Among the challenges in creating the new Wildlife Explorers Basecamp was digging up and hauling off 30,000 cubic yards of dirt to create a multi-level exhibit area, complete with a bridge, walkways, a climbing tree made of steel and concrete, climbing walls, and eight buildings.
Pacific Building also uprooted, moved and replanted nearly 70 trees and installed a giant granite globe at the entrance.
“When you walk through the entrance, you’ll see the ball right there, one of the very first things you’ll see,” Hickey said.
The globe weighs about 30,000 pounds, Hickey said, and was carved in Germany out of granite from a quarry in Brazil. The globe spins on a base filled with water.
“There’s a lot of planning that goes into that, getting a 30,000-pound ball dropped into that,” Hickey said. Digging up the trees, putting them in wooden box planters and moving them to a temporary storage then back also took some doing.
“Some of those trees, those boxes probably weighed 70,000 pounds,” Hickey said.

Pacific Building also built a temporary tower crane to move material and machinery.

“It was a very complicated project logistically because every portion of the project was interconnected so we had to start strategically in one area and had to build up and around it,” Hickey explained. “There’s just layers of work that has to be done.”

World-Changers

Basecamp includes eight building and habitats in four zones – Rainforest, Wild Woods, Marsh Meadows and Desert Dunes. At the heart of the Rainforest zone is the three-story, 10,000-square-foot McKinney Family Spineless Marvels building that has a wide variety of creatures on exhibit, from leafcutter ants to scorpions and spiders.

“We literally had to dig down approximately 30 feet to get the basement in there,” Hickey said.

The Wild Woods area has animals from Central and South America such as coatis and squirrel monkeys, along with a bridge and the tree house, which was designed as an ancient oak.
The tree house has several ways of entering – from a suspension bridge to a net tunnel.
With its woodland theme, Wild Woods also has a waterfall that flows into a meandering stream, a splash pad, water jets and a bluff area with a boulder scramble. Marsh Meadows, as its name suggests, is meant to evoke marsh-like habitats. At its center is  the two-story, 7,000-square-foot Jake’s Cool Critters building that includes snakes, crocodilians, amphibians, turtles and lizards.
Desert Dunes is the place where visitors meet a variety of desert creatures and where children can romp among the rocks and reptile sculptures. It also has shaded caves where visitors can get out of the sunlight.

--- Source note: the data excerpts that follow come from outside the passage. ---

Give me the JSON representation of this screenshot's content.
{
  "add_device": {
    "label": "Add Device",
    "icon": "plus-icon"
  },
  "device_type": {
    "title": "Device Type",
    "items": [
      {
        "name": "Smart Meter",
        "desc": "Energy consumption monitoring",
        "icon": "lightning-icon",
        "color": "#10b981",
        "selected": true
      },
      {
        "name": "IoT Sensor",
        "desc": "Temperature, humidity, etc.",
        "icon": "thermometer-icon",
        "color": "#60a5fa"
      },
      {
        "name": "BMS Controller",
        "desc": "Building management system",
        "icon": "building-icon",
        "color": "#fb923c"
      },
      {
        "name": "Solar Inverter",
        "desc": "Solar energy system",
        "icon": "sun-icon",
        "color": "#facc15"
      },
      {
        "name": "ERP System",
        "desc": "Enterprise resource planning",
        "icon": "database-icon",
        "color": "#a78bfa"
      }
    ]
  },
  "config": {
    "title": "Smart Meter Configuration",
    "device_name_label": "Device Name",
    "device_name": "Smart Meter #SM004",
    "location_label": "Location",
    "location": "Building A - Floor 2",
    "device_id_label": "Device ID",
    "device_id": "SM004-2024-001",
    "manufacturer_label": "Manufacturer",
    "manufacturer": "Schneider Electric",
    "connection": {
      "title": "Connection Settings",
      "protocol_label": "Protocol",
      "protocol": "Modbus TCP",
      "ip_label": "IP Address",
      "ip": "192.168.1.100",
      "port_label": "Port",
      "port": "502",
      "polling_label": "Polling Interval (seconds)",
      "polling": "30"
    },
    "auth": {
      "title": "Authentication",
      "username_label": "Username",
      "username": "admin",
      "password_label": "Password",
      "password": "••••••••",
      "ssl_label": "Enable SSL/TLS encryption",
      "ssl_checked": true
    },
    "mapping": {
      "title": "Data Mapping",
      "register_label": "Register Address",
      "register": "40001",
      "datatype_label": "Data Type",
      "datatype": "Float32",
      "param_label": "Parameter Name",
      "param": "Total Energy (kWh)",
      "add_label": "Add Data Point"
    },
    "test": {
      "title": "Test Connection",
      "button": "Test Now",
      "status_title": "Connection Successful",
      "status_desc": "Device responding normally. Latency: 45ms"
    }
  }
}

“Basecamp is a place where millions of world-changers will begin their journey with nature and learn empathy and compassion for wildlife,” Dixon said.

Although Wildlife Explorers Basecamp opened March 11, Hickey said that Pacific Building finished construction several weeks earlier, leaving time before it opened for the animals to become acclimated to their new home. Zoo final HD-Reduced480Hickey said much of the credit for the successful completion of the construction goes to the subcontractors who worked on it. “Everybody on the job had the same passion,” Hickey said.

They included CCI, Long Glazing Company, Pacific Steel, All Source Painting, McBride Door & Hardware, BrightView, Cabral Metalfab, Rand Engineering, Cemrock Landscapes, Legacy Rock and Waterproofing, Holland’s Custom Cabinets, A.O. Reed & Company, Burner Sheetmetal, Naton Engineering, Scott Fence, Snipes Dye, Coleman Engineers, KPFF, Junker Engineering, MA Engineering and DPA.